Outros retrocessos nunca imaginados
*Maria Dalce Ricas
A história é um vaivém difícil de entender. O PT ganhou espaço no país alardeando, entre outras bandeiras, a democracia, o direito do "povo" de participar dos caminhos trilhados no país. Lenga-lenga, aliás, comum a outros partidos, até que consigam o poder. No entanto, o retrocesso da legislação ambiental que garante esse direito nunca foi tão grande.
Aqui em Minas, ficamos assustados com a aprovação do PL 2.946 que, entre outras coisas, retirou o direito de a sociedade participar do licenciamento de projetos econômicos ou estruturais enquadrados nas classes 3 e 4 e a participação do Ministério Público na concessão de licenças. Com uma "canetada", Fernando Pimentel livra o poder público e a iniciativa privada de dois incômodos.
No âmbito federal, o Código Florestal, aprovado em 2012, foi outra demonstração.
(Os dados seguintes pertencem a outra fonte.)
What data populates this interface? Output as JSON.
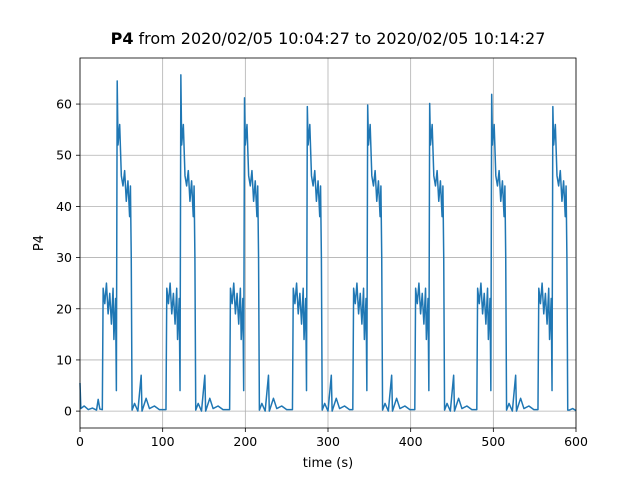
{
  "chart_data": {
    "type": "line",
    "title": [
      "P4",
      "from 2020/02/05 10:04:27 to 2020/02/05 10:14:27"
    ],
    "xlabel": "time (s)",
    "ylabel": "P4",
    "color": "#1f77b4",
    "grid": true,
    "xlim": [
      0,
      600
    ],
    "ylim": [
      -3.3,
      69
    ],
    "xticks": [
      0,
      100,
      200,
      300,
      400,
      500,
      600
    ],
    "yticks": [
      0,
      10,
      20,
      30,
      40,
      50,
      60
    ],
    "x": [
      0,
      1,
      5,
      10,
      15,
      20,
      22,
      24,
      27,
      28,
      30,
      32,
      34,
      36,
      38,
      40,
      41,
      43,
      44,
      45,
      46,
      48,
      50,
      52,
      54,
      56,
      58,
      60,
      61,
      62,
      63,
      66,
      70,
      74,
      75,
      80,
      84,
      90,
      96,
      104,
      105,
      107,
      109,
      111,
      113,
      115,
      117,
      118,
      120,
      121,
      122,
      123,
      125,
      127,
      129,
      131,
      133,
      135,
      137,
      138,
      139,
      140,
      143,
      147,
      151,
      152,
      157,
      161,
      167,
      173,
      181,
      182,
      184,
      186,
      188,
      190,
      192,
      194,
      195,
      197,
      198,
      199,
      200,
      202,
      204,
      206,
      208,
      210,
      212,
      214,
      215,
      216,
      217,
      220,
      224,
      228,
      229,
      234,
      238,
      244,
      250,
      257,
      258,
      260,
      262,
      264,
      266,
      268,
      270,
      271,
      273,
      274,
      275,
      276,
      278,
      280,
      282,
      284,
      286,
      288,
      290,
      291,
      292,
      293,
      296,
      300,
      304,
      305,
      310,
      314,
      320,
      326,
      330,
      331,
      333,
      335,
      337,
      339,
      341,
      343,
      344,
      346,
      347,
      348,
      349,
      351,
      353,
      355,
      357,
      359,
      361,
      363,
      364,
      365,
      366,
      369,
      373,
      377,
      378,
      383,
      387,
      393,
      399,
      405,
      406,
      408,
      410,
      412,
      414,
      416,
      418,
      419,
      421,
      422,
      423,
      424,
      426,
      428,
      430,
      432,
      434,
      436,
      438,
      439,
      440,
      441,
      444,
      448,
      452,
      453,
      458,
      462,
      468,
      474,
      480,
      481,
      483,
      485,
      487,
      489,
      491,
      493,
      494,
      496,
      497,
      498,
      499,
      501,
      503,
      505,
      507,
      509,
      511,
      513,
      514,
      515,
      516,
      519,
      523,
      527,
      528,
      533,
      537,
      543,
      549,
      554,
      555,
      557,
      559,
      561,
      563,
      565,
      567,
      568,
      570,
      571,
      572,
      573,
      575,
      577,
      579,
      581,
      583,
      585,
      587,
      588,
      589,
      590,
      592,
      596,
      600
    ],
    "values": [
      5.5,
      0.5,
      1,
      0.3,
      0.6,
      0.2,
      2.3,
      0.4,
      0.3,
      24,
      21,
      25,
      19,
      23,
      17,
      24,
      14,
      22,
      4,
      64.5,
      52,
      56,
      46,
      44,
      47,
      41,
      45,
      38,
      44,
      30,
      0.2,
      1.5,
      0,
      7,
      0,
      2.5,
      0.5,
      1,
      0.3,
      0.3,
      24,
      21,
      25,
      19,
      23,
      17,
      24,
      14,
      22,
      4,
      65.7,
      52,
      56,
      46,
      44,
      47,
      41,
      45,
      38,
      44,
      30,
      0.2,
      1.5,
      0,
      7,
      0,
      2.5,
      0.5,
      1,
      0.3,
      0.3,
      24,
      21,
      25,
      19,
      23,
      17,
      24,
      14,
      22,
      4,
      61.2,
      52,
      56,
      46,
      44,
      47,
      41,
      45,
      38,
      44,
      30,
      0.2,
      1.5,
      0,
      7,
      0,
      2.5,
      0.5,
      1,
      0.3,
      0.3,
      24,
      21,
      25,
      19,
      23,
      17,
      24,
      14,
      22,
      4,
      59.5,
      52,
      56,
      46,
      44,
      47,
      41,
      45,
      38,
      44,
      30,
      0.2,
      1.5,
      0,
      7,
      0,
      2.5,
      0.5,
      1,
      0.3,
      0.3,
      24,
      21,
      25,
      19,
      23,
      17,
      24,
      14,
      22,
      4,
      59.8,
      52,
      56,
      46,
      44,
      47,
      41,
      45,
      38,
      44,
      30,
      0.2,
      1.5,
      0,
      7,
      0,
      2.5,
      0.5,
      1,
      0.3,
      0.3,
      24,
      21,
      25,
      19,
      23,
      17,
      24,
      14,
      22,
      4,
      60.1,
      52,
      56,
      46,
      44,
      47,
      41,
      45,
      38,
      44,
      30,
      0.2,
      1.5,
      0,
      7,
      0,
      2.5,
      0.5,
      1,
      0.3,
      0.3,
      24,
      21,
      25,
      19,
      23,
      17,
      24,
      14,
      22,
      4,
      61.9,
      52,
      56,
      46,
      44,
      47,
      41,
      45,
      38,
      44,
      30,
      0.2,
      1.5,
      0,
      7,
      0,
      2.5,
      0.5,
      1,
      0.3,
      0.3,
      24,
      21,
      25,
      19,
      23,
      17,
      24,
      14,
      22,
      4,
      59.5,
      52,
      56,
      46,
      44,
      47,
      41,
      45,
      38,
      44,
      30,
      0.2,
      0.2,
      0.5,
      0.1
    ]
  }
}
E agora o país pode assistir a outro retrocesso nunca antes imaginado. O Projeto de Lei 654/15, de autoria do senador Romero Jucá, apresentado ao Senado em novembro de 2015 quando ele ainda era líder do governo no Senado, e que já está pronto para ser votado em plenário, prevê que o licenciamento ambiental de grandes obras dos setores de transporte, energia e telecomunicações não mais serão sujeitos a audiências públicas. Determina prazo máximo de nove meses para concessão da licença. Elimina as três etapas do processo hoje vigentes (Licença Prévia, Licença de Instalação e Licença de Operação). E retira dos órgãos ambientais a competência para paralisar empreendimento em caso de descumprimento de condicionantes. E, pasmem, o governo decidirá por decreto o que é "estratégico".
A justificativa é a de sempre – "são projetos fundamentais ao desenvolvimento do país". Mas nem o senador e nem a presidência da República explicam o que tem a ver o desenvolvimento do país com degradação ambiental e exclusão da sociedade da gestão dos recursos naturais. Os interesses econômicos e políticos, verdadeira motivação do PL, ficam claros pelo fato de que inicialmente ele incluía a mineração como "estratégica". A ruptura da barragem da Samarco, em novembro do ano passado, fez o senador e o governo recuarem, provavelmente devido à repercussão nacional e internacional do desastre. Mas, se for aprovado, a porta fica aberta para qualquer coisa.
Limitar o licenciamento de atividades altamente impactantes sobre o meio ambiente natural e comunidades compromete, a priori, a possibilidade de estudos socioambientais bem-feitos que possam subsidiar a análise de viabilidade dos empreendimentos. Segundo o PL, o empreendedor poderá inclusive usar estudos antigos para comprovar outros que contemplem as quatro estações do ano. Retirar dos órgãos ambientais a competência para embargar empreendimentos que não cumprirem condicionantes é torná-los decorativos e dar "cheque em branco" para empresas públicas e privadas.
A exclusão das LP e LI previstas no PL transformará o licenciamento ambiental em um mero protocolo. A LP é fundamental para analisar a viabilidade ambiental de um projeto. Sua supressão instalará, na prática, o princípio de que qualquer empreendimento que o governo julgar estratégico, independentemente dos impactos sociais, econômicos e ambientais, será autorizado. Excluir audiências públicas era algo inimaginável. Além de ferir frontalmente a Constituição, traz de volta um dos princípios mais sagrados das ditaduras, largamente praticado pelos militares no Brasil: a sociedade não pode ter direito de questionar o que o governo decide.
Se o PL for aprovado, comunidades atingidas por barragens, como no caso de Irapé, construída pela Cemig no Rio Jequitinhonha, que desalojou dezenas de famílias, não teriam legalmente direito de discutir o assunto. Esta prática foi comum na ditadura militar, que implantou muitas vezes desastrados megaprojetos, entre eles, a represa de Itaipu, que "matou" as Sete Quedas do Iguaçu, a Rodovia Transamazônica, as usinas nucleares e o Projeto Jaíba. Em relação a este último, liminar da justiça conseguida pela Amda em 1988 obrigou a Companhia de Desenvolvimento do Vale do São Francisco a solicitar licença ao Conselho de Política Ambiental (Copam).
Romero Jucá poderia incluir em sua justificativa que a participação da sociedade é subversão, coisa "de comunista", como diziam os militares. Assim, seria mais sincero em demonstrar sua aversão e a do governo à democracia.
* Maria Dalce Ricas é superintendente executiva da Amda.